All of these issues seemed to deepen the mystery of the initially published and now retracted results. Why should the assays described in the papers have given the reported results? Aside from the wild-type TIM contaminating them, what else was in those samples?
Hellinga himself seems not terribly curious about the answers to these questions.
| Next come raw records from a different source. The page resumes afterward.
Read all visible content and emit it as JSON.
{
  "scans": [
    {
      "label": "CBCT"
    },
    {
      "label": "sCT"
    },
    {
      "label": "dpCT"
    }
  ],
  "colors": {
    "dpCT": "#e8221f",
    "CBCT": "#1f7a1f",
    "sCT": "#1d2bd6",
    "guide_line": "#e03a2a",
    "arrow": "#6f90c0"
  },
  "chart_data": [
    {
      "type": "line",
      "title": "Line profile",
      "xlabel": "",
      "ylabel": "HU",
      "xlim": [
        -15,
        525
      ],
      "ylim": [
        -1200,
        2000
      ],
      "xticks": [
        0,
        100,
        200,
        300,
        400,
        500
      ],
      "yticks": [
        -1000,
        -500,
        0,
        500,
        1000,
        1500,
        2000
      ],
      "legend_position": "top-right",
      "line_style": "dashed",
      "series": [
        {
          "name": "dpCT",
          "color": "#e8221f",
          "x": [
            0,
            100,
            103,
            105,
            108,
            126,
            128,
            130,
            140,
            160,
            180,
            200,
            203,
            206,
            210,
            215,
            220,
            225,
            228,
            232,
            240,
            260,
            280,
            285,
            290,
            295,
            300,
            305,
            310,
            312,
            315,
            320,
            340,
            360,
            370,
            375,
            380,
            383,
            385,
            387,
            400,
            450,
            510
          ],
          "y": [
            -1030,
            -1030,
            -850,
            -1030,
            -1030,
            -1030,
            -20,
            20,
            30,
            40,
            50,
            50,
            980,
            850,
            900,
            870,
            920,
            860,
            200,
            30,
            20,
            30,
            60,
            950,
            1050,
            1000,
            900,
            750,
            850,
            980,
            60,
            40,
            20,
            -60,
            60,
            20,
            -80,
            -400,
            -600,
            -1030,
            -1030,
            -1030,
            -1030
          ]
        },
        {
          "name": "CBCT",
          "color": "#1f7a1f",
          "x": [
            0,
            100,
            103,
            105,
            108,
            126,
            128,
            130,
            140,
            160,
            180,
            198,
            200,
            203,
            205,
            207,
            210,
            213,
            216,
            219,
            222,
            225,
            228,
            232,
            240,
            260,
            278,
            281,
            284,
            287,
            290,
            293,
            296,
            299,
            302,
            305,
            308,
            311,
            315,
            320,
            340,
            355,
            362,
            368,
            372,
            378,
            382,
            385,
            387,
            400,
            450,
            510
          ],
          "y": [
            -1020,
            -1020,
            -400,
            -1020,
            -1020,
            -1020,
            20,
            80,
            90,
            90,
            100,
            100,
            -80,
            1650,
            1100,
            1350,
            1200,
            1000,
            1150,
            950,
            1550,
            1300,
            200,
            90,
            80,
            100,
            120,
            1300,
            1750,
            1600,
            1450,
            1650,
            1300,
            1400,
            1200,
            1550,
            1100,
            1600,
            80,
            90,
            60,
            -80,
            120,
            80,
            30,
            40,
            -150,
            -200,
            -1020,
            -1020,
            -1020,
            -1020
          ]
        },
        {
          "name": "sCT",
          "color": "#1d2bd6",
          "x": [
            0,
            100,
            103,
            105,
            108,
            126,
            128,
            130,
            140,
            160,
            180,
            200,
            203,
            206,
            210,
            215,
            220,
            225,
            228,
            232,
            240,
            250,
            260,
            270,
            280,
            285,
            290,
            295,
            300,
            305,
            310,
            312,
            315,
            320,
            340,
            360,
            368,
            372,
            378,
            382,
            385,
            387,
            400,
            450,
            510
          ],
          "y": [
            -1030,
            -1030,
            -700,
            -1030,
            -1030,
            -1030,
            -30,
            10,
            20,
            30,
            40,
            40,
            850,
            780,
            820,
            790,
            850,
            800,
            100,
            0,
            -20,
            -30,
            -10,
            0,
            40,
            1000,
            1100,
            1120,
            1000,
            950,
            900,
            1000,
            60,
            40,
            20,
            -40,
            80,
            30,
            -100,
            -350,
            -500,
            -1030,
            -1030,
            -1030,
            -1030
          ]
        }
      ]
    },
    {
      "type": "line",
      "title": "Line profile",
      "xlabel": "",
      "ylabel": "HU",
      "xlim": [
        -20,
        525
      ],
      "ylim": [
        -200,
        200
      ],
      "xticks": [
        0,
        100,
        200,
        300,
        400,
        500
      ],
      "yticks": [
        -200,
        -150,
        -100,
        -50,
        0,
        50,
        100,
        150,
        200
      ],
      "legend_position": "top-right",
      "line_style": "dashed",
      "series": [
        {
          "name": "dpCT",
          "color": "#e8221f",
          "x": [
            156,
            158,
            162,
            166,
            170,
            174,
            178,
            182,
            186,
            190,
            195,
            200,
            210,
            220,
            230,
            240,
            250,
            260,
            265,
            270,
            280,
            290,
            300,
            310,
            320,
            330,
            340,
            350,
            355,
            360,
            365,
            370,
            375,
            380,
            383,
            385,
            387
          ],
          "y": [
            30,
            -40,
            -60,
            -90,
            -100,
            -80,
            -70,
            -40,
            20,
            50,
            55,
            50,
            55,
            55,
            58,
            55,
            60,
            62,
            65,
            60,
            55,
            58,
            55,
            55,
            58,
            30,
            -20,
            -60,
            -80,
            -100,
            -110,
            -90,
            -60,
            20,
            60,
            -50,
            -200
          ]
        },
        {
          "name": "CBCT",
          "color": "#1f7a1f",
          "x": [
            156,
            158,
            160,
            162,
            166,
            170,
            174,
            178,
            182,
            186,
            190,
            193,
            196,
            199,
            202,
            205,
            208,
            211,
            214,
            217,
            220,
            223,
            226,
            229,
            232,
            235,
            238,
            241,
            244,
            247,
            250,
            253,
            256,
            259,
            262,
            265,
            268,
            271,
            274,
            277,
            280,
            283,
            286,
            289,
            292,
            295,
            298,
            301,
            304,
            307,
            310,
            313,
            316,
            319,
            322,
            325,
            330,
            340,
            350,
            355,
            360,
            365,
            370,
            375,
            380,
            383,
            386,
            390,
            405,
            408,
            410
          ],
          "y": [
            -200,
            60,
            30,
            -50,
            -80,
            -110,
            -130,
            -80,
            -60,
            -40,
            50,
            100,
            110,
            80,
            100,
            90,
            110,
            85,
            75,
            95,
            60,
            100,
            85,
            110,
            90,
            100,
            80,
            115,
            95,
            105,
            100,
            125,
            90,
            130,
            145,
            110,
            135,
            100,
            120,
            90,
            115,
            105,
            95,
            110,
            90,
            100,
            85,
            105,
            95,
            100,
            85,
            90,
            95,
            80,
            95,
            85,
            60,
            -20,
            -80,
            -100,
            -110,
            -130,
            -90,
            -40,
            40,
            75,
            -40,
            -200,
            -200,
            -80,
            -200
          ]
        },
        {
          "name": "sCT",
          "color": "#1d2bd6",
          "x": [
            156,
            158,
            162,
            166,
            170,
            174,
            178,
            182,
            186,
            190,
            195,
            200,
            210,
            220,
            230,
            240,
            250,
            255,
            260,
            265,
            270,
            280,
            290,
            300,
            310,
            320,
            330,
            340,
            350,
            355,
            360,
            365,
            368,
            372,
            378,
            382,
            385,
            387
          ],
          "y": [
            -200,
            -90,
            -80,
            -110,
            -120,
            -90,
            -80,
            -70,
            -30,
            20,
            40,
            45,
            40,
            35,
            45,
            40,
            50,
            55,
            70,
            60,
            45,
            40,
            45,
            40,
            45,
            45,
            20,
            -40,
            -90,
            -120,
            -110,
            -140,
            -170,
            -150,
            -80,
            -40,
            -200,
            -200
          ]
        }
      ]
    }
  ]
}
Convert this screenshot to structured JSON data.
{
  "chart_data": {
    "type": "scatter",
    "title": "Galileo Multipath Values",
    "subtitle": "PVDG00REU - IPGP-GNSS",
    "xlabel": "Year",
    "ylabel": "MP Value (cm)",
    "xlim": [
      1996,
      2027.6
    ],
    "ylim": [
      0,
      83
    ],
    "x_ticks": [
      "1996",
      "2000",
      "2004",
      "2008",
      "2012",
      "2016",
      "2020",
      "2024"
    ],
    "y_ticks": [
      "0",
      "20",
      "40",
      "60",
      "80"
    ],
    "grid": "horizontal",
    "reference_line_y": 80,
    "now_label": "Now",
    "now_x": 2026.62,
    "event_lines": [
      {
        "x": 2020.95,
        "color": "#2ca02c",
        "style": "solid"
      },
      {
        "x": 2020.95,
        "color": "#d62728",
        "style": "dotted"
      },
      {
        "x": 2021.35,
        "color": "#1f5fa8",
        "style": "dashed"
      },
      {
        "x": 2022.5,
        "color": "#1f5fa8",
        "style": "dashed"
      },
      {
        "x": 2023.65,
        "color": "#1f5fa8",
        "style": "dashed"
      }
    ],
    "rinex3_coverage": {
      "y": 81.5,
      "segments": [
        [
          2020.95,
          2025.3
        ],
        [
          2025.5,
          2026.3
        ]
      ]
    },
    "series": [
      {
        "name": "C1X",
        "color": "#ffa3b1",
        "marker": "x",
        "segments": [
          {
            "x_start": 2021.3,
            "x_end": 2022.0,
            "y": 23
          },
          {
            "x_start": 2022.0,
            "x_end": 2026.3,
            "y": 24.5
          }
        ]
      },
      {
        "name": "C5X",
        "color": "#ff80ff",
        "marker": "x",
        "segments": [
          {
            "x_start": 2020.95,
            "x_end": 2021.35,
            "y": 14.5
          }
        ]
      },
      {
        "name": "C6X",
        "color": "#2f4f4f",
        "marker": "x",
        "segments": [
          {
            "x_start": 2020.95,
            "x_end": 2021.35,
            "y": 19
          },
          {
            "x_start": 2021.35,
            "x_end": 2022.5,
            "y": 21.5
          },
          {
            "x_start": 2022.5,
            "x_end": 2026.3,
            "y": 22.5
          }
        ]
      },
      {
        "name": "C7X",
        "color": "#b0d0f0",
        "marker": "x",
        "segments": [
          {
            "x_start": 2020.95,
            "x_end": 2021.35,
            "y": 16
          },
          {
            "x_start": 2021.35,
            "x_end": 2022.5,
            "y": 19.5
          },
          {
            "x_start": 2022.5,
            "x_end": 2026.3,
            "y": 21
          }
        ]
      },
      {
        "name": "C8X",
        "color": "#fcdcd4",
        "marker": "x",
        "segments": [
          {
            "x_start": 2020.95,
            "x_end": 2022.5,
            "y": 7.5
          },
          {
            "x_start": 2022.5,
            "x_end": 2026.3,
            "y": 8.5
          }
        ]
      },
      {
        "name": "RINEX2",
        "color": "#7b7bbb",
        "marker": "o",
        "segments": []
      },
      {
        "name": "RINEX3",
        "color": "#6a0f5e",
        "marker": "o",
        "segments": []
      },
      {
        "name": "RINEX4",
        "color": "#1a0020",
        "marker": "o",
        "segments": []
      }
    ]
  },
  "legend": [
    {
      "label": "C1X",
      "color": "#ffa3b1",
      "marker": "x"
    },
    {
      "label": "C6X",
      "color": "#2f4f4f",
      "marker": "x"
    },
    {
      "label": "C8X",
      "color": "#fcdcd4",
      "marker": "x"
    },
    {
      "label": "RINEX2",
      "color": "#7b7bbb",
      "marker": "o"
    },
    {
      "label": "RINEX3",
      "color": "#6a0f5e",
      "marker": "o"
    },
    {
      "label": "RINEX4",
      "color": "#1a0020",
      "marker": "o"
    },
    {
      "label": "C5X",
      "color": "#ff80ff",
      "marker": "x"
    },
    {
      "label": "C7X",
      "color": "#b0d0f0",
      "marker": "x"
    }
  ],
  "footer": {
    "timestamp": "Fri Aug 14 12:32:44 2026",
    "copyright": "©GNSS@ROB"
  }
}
Hellinga tells C&EN that he decided not to address such questions because he believes the fact that the designed enzyme ultimately didn’t show TIM activity made many other points moot. “I didn’t see a reason to go into the design methodology because the experiment clearly didn’t work,” he says. “By inference, obviously the design was wrong.” (41)
Manifestly, there are reasons to be curious about the withdrawn results. How else could researchers — in Hellinga’s research group or in other research groups — avoid similar mistakes in future experiments? Mightn’t following up on some of these puzzles lead to the discovery of something unexpected? (Perhaps the methods described didn’t result in the synthesis of the the target protein but yielded something else with interesting properties.)
Publishing your results is sharing your questions, your results, and any puzzle that may arise from them with your scientific community. Once you’ve shared them, it’s no longer just a question of what your original goals happened to be when you initiated the project. As the scientist who put those results into the conversation, you’re now on the hook to help answer the community’s questions about the results you published. This makes Hellinga’s apparent “moving on” attitude toward the legitimate puzzles arising from his results seem a little off.
That attitude cannot help but highlight another legitimate question around these results: can we trust you? Is yours a research group that runs good experiments, collects reliable data, and makes accurate reports to the rest of the scientific community? When the reports don’t hold up, will you be accountable to the community to figure out what went wrong so that we all will benefit from that information?
In part 2, when we look at the ways collaboration between scientists were at work in producing, and then toppling, these results, there will be more to say about trust and accountability.
 Celia Henry Arnaud, “Enzyme Design Papers Retracted,” Chemical & Engineering News, 86(18), 40-41 (May 5, 2008).
All quotations in the post are from this article, with page numbers given parenthetically.
 Erika Check Hayden, “Designer Debacle,” Nature, 451, 275-278 (May 15, 2008).
 Dwyer, M.A., Looger, L.L., and Hellinga, H.W., Science 304, 1967-1971 (2004).
 Allert, M., Dwyer, M.A., and Hellinga, H.W., Journal of Molecular Biology 366, 945-953 (2007).